Olive ridley turtle nests almost double during lockdown in Maharashtra’s beaches

Published : Jun 19, 2021 10:48 IST

Guided by villagers, newly hatched olive ridley turtles make their way to the sea at Mochemad beach, Sindhudurg district, Maharashtra. A file picture.

Guided by villagers, newly hatched olive ridley turtles make their way to the sea at Mochemad beach, Sindhudurg district, Maharashtra. A file picture.

One of the wonders of the lockdown was the manner in which nature became suddenly visible and even managed to regenerate itself. Olive ridley sea turtles nesting on Maharashtra’s beaches have benefitted greatly from the lack of human presence during the lockdown. Due to high footfalls of local people and tourists, olive ridley turtles have nested only sporadically in Maharashtra’s beaches, mainly in Raigad, Ratnagiri and Sindhudurg districts.

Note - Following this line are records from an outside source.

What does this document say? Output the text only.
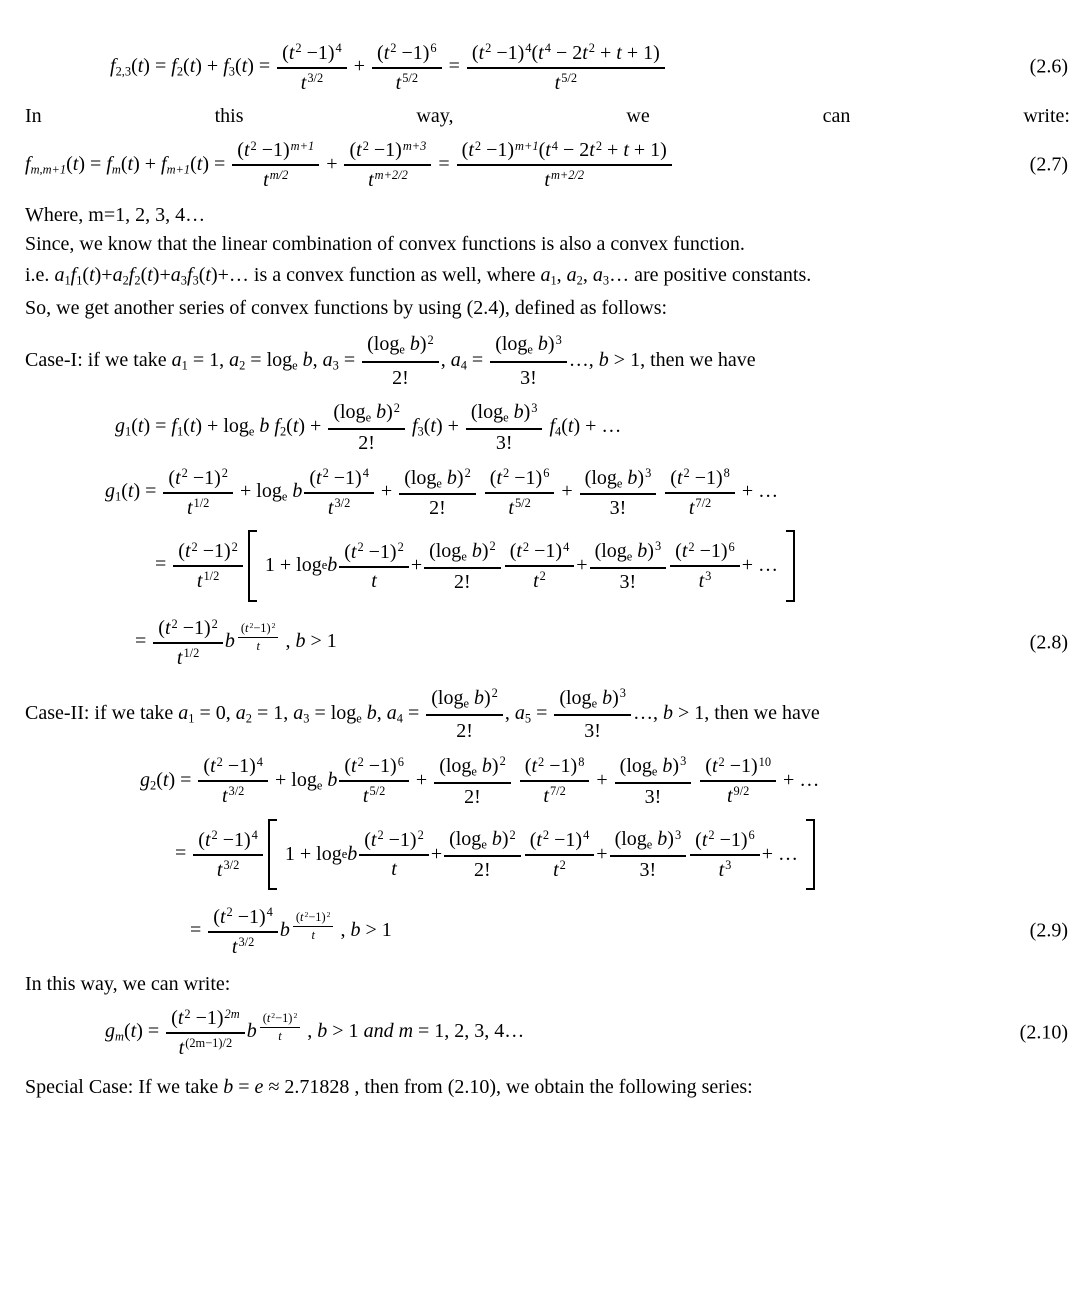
$f2,3(t) = f2(t) + f3(t) = \frac{(t^2 -1)^4}{t^{3/2}} + \frac{(t^2 -1)^6}{t^{5/2}} = \frac{(t^2 -1)^4(t^4 - 2t^2 + t + 1)}{t^{5/2}}$	(2.6)
In	this	way,	we	can	write:
$fm,m+1(t) = fm(t) + fm+1(t) = \frac{(t^2 -1)^{m+1}}{t^{m/2}} + \frac{(t^2 -1)^{m+3}}{t^{m+2/2}} = \frac{(t^2 -1)^{m+1}(t^4 - 2t^2 + t + 1)}{t^{m+2/2}}$	(2.7)
Where, m=1, 2, 3, 4…
Since, we know that the linear combination of convex functions is also a convex function.
i.e. a1f1(t)+a2f2(t)+a3f3(t)+… is a convex function as well, where a1, a2, a3… are positive constants.
So, we get another series of convex functions by using (2.4), defined as follows:
Case-I: if we take a1 = 1, a2 = loge b, $a3 = \frac{(\log e b)^2}{2!}$ , $a4 = \frac{(\log e b)^3}{3!}$ …, b > 1, then we have
g1(t) = f1(t) + loge b $f2(t) + \frac{(\log e b)^2}{2!} f3(t) + \frac{(\log e b)^3}{3!} f4(t)$ + …
$g1(t) = \frac{(t^2 -1)^2}{t^{1/2}} + \log e$ b $\frac{(t^2 -1)^4}{t^{3/2}} + \frac{(\log e b)^2}{2!}$
$\frac{(t^2 -1)^6}{t^{5/2}} + \frac{(\log e b)^3}{3!}$
$\frac{(t^2 -1)^8}{t^{7/2}}$ + …
= $\frac{(t^2 -1)^2}{t^{1/2}} 1 + \log e$ b $\frac{(t^2 -1)^2}{t} + \frac{(\log e b)^2}{2!} \frac{(t^2 -1)^4}{t^2} + \frac{(\log e b)^3}{3!} \frac{(t^2 -1)^6}{t^3}$ + …
= $\frac{(t^2 -1)^2}{t^{1/2}}$ b $^{\frac{(t^2-1)^2}{t}}$ , b > 1	(2.8)
Case-II: if we take a1 = 0, a2 = 1, a3 = loge b, $a4 = \frac{(\log e b)^2}{2!}$ , $a5 = \frac{(\log e b)^3}{3!}$ …, b > 1, then we have
$g2(t) = \frac{(t^2 -1)^4}{t^{3/2}} + \log e$ b $\frac{(t^2 -1)^6}{t^{5/2}} + \frac{(\log e b)^2}{2!}$
$\frac{(t^2 -1)^8}{t^{7/2}} + \frac{(\log e b)^3}{3!}$
$\frac{(t^2 -1)^{10}}{t^{9/2}}$ + …
= $\frac{(t^2 -1)^4}{t^{3/2}} 1 + \log e$ b $\frac{(t^2 -1)^2}{t} + \frac{(\log e b)^2}{2!} \frac{(t^2 -1)^4}{t^2} + \frac{(\log e b)^3}{3!} \frac{(t^2 -1)^6}{t^3}$ + …
= $\frac{(t^2 -1)^4}{t^{3/2}}$ b $^{\frac{(t^2-1)^2}{t}}$ , b > 1	(2.9)
In this way, we can write:
$gm(t) = \frac{(t^2 -1)^{2m}}{t^{(2m-1)/2}}$ b $^{\frac{(t^2-1)^2}{t}}$ , b > 1 and m = 1, 2, 3, 4…	(2.10)
Special Case: If we take b = e ≈ 2.71828 , then from (2.10), we obtain the following series:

Forest Department data shows that in 2020-21, the number of nests were 475, with 50,799 eggs and 23,706 hatchings. Compare this with 2019-20 when there were 228 nesting sites, with 27,254 eggs and 12,149 hatchings. In 2018-19, there were 233 nesting sites with 23,131 eggs and 12,601 hatchings. The data from the 2020-21 lockdown period proves yet again that the greatest impediment to the environment is human activity.

With fewer humans on the beaches, the turtle nests were safe from other predators such as dogs whose population seemed to have thinned out along with the humans, possibly because the scraps they used to feed off were no longer available.

The Forest Department has an education programme for locals to assist in olive ridley conservation. Once nesting sites are identified, a garden fencing net is erected to protect the eggs from predators and poachers. When the hatchlings appear, the nets are removed and volunteers either assist the tiny turtles to the sea or stand by and ensure that no harm comes to them.

The olive ridley is listed under Schedule I of the Indian Wildlife (Protection) Act, 1972 (amended 1991). The International Union for Conservation of Nature (IUCN) has listed it as Vulnerable. It is also protected under the Migratory Species Convention and the Convention of International Trade on Wildlife Flora and Fauna (CITES). Indeed, all five species of sea turtles found in India are protected species.

Interestingly, they are on the protected species list not because of low numbers but because they nest in a very limited number of places. They are known for their unique mass nesting sites, referred to as arribadas (in Spanish this means “arrival by sea”), where thousands of female turtles gather to lay eggs. It is this focussed nesting behaviour that makes the olive ridleys vulnerable. Any disruption of nesting sites can have serious repercussions on their population. They are actually among the most abundant of sea turtles, but a decline in nesting sites the world over has shown the start of a decline in their numbers. The turtle gets its name from the olive colour of its carapace, or shell, though the origin of the second half of its name, ridley, is not yet clearly understood.